白い部屋。腕と足には海楼石の鎖。周りは白衣を着た知らない奴等。ナイフ、注射器、メス、得体の知れない液体。奴等の囁き声。気味の悪い笑み。
次々と思い出したくもない記憶が頭の中を駆ける。
どうする、どうする。このままだと、このままだったら、このままでは―――…!!
焦りだけが俺の脳を支配する。手足を動かそうとしても海楼石のせいか、以前から起こっていた妙な感覚障害のようなそれのせいか、ちゃんとした力が入らず鎖を僅かに軋らせただけ。ガンガンと脳内で警鐘が鳴る。
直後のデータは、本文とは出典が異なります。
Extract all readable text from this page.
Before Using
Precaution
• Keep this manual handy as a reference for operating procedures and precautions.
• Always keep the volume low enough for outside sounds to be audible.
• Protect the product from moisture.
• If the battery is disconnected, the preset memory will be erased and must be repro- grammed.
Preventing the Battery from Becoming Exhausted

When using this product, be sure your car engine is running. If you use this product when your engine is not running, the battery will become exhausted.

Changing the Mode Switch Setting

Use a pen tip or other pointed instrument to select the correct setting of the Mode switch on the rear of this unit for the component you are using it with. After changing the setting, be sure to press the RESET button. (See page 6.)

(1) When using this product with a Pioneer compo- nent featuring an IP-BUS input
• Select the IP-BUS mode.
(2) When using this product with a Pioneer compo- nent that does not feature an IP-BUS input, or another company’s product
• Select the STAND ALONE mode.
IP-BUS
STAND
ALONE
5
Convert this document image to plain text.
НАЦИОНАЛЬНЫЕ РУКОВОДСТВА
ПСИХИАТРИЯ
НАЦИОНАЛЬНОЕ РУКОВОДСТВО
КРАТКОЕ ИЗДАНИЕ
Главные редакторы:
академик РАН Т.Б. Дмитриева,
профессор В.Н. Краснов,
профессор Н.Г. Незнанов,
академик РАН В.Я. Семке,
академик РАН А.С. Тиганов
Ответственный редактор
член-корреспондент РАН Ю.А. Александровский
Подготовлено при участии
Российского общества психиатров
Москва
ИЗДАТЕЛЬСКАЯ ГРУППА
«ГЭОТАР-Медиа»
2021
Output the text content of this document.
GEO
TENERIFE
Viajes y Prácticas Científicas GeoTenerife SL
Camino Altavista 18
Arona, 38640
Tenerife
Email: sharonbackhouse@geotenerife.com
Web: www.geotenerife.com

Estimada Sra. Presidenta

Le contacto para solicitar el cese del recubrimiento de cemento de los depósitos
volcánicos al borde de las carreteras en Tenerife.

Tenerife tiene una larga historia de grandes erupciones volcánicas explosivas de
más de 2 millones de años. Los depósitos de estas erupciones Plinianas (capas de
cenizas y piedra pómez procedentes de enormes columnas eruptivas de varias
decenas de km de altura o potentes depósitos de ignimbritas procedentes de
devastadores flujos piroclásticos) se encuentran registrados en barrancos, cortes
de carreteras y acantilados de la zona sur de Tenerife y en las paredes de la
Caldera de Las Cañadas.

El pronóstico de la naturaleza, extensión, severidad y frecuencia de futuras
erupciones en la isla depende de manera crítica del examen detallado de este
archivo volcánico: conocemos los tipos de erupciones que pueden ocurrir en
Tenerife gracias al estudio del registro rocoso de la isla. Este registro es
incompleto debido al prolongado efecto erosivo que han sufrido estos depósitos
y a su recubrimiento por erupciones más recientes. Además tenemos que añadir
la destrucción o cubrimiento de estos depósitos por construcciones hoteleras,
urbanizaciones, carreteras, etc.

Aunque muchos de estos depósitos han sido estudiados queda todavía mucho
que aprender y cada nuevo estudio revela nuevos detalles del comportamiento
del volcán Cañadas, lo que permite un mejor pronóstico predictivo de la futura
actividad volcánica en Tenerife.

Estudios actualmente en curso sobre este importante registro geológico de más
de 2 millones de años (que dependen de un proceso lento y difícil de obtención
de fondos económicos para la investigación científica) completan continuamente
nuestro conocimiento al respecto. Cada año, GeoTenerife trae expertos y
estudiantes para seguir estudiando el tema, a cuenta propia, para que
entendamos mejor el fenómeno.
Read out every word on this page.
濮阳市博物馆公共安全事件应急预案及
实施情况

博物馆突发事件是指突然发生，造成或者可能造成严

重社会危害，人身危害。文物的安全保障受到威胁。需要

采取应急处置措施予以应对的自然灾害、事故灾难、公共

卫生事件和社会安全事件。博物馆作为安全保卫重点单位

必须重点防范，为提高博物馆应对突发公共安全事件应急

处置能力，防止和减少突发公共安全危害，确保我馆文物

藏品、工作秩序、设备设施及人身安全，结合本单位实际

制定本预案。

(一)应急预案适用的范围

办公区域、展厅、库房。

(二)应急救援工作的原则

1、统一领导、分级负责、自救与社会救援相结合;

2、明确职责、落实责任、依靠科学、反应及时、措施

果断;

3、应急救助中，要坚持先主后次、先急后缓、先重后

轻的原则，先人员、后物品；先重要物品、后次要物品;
嫌だ―――…嫌だ嫌だ嫌だ嫌だ嫌だ嫌だ嫌だ!!
ギィ、と。
真新しく見える扉が軋んだ音を立てて開いた。
「やあ、目が覚めたかい?―――研究体 NO,19786」
真っ暗な奈落の底に落とされたような気分だった。
聞こえぬ悲鳴
(研究体 NO,19786)
(それは それは それは―――?)
(心で叫んだ悲鳴は、誰にも聞こえなった)
*・*・*・*・*
うーん、全然話が進まない。
そして目を覚ましたはずのサッチとセツの影が薄すぎる件について(汗)
そろそろキイチの過去について書かないとなぁ…。